Hocken’s focus was on New Zealand, in particular its prehistory and colonisation, with three “heroic polestars”: Captain James Cook, Samuel Marsden and Edward Gibbon Wakefield. Botany and native flora were also notable enduring interests. Hocken’s approach to collecting was personal and personable. He cultivated excellent contacts, formed extensive networks, and wrote directly to individuals politely expressing interest in their papers and those of their forefathers. His efforts yielded excellent results and his reputation grew.

So, too, did the boxfuls of “rubbish”. Hocken’s second wife, Bessie, was not above playfully teasing her husband with disparaging references to the “rubbish” he collected. A highly capable painter, photographer and linguist, Bessie actively assisted Hocken with translation work. At his request, she translated Abel Tasman’s journal from Dutch, a feat her husband shamefully took the credit for. The relationship between the two was affectionate and companionable, and yielded a daughter.

Kerr describes Hocken as the right collector at the right time. Inevitably, his interests brought him into close contact with other collectors, most notably Sir George Grey and Alexander Turnbull. Correspondence with Grey commenced in 1880, prompted by Grey reading one of Hocken’s lectures. The following year, Hocken visited Grey at his home on Kawau Island. A warm relationship formed, aided by Hocken’s medical assistance in treating Grey for haemorrhoids and constipation. The pair exchanged lectures and duplicates.

Hocken visited Alexander Turnbull in Wellington in 1894. Turnbull describes him as “a most entertaining little man” who was most instructive. Their correspondence continued until Hocken’s death. It consists of mutual pleas for desiderata and duplicates, imbued with gleeful one-upmanship over choice new acquisitions. Kerr reproduces several of these letters as an appendix. They are an enjoyable and interesting addition.

In 1897, Hocken announced his intention to gift his collection to the nation as a public resource in Dunedin, contingent on the construction of a suitable building. Eventually the collection was housed in a purpose-built wing of the Otago Museum. Sadly, Hocken never lived to see his library in public use.
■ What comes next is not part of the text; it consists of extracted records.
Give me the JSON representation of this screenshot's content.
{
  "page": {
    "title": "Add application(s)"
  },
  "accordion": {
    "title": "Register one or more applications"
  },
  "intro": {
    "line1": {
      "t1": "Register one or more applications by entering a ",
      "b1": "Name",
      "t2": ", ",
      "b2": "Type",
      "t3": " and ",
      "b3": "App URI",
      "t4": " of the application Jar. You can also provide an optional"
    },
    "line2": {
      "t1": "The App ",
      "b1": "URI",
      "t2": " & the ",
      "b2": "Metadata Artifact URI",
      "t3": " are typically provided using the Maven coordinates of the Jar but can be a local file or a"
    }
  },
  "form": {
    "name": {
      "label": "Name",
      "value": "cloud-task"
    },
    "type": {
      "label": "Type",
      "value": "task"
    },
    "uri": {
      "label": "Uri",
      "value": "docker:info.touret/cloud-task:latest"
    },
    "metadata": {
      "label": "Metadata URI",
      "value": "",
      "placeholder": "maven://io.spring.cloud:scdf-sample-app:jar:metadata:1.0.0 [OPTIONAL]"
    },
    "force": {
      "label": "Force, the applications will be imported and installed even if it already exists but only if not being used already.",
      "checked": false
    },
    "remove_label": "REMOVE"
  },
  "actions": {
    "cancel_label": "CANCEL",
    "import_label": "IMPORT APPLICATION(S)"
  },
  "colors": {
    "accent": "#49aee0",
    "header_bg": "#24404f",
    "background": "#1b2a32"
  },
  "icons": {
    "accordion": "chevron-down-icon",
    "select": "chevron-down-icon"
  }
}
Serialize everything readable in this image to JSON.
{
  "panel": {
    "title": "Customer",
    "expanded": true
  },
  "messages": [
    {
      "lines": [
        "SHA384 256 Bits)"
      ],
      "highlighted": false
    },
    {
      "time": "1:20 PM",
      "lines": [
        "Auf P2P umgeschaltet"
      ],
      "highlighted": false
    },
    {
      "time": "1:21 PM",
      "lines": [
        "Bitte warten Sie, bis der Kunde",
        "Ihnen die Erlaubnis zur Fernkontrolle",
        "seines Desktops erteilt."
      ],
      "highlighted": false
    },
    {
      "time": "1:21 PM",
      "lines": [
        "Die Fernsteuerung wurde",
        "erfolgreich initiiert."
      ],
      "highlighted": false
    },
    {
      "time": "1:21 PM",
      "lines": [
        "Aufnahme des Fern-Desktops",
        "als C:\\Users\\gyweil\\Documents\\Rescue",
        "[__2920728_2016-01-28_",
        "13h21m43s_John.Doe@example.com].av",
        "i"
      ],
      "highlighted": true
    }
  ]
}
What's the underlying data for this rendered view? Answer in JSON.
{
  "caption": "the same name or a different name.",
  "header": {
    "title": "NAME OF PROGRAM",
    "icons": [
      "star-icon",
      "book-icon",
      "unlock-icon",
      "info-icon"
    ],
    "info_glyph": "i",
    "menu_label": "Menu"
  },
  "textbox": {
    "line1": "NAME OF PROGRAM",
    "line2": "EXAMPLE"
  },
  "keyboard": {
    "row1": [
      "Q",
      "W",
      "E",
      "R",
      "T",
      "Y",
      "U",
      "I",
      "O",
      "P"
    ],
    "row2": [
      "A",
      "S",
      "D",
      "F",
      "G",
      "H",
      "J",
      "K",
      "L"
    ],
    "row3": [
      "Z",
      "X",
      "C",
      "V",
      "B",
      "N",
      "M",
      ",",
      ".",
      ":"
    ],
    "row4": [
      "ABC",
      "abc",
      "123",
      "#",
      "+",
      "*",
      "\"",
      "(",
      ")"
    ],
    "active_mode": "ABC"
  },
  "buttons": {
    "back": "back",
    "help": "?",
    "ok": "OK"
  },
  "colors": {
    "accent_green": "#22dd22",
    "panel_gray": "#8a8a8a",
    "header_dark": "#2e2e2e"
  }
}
He died of cancer on 17 May 1910, just a few weeks after the building was completed, the opening of which he was too ill to attend.

Today, the Hocken name is famous as an iconic New Zealand library that has supported countless scholars in the pursuit of new knowledge. This is a legacy that Hocken would be justly proud of. Kerr’s account paints a picture of a hardworking man with a sense of civic duty, intellectual curiosity and foresight: amiable, tenacious and likeable. I wish I had known him. I feel like I do.

Postscript: Eric McCormick set a high benchmark over 40 years ago when he published his exemplary biography of Alexander Turnbull. But I wonder if one might dare to consider a new examination. There are surely some morsels to Turnbull’s story that are as yet unsavoured. And surely Donald Kerr would be just the right man for the job. What a hat-trick that would be!

Chris Szekely is chief librarian of the Alexander Turnbull Library, Wellington.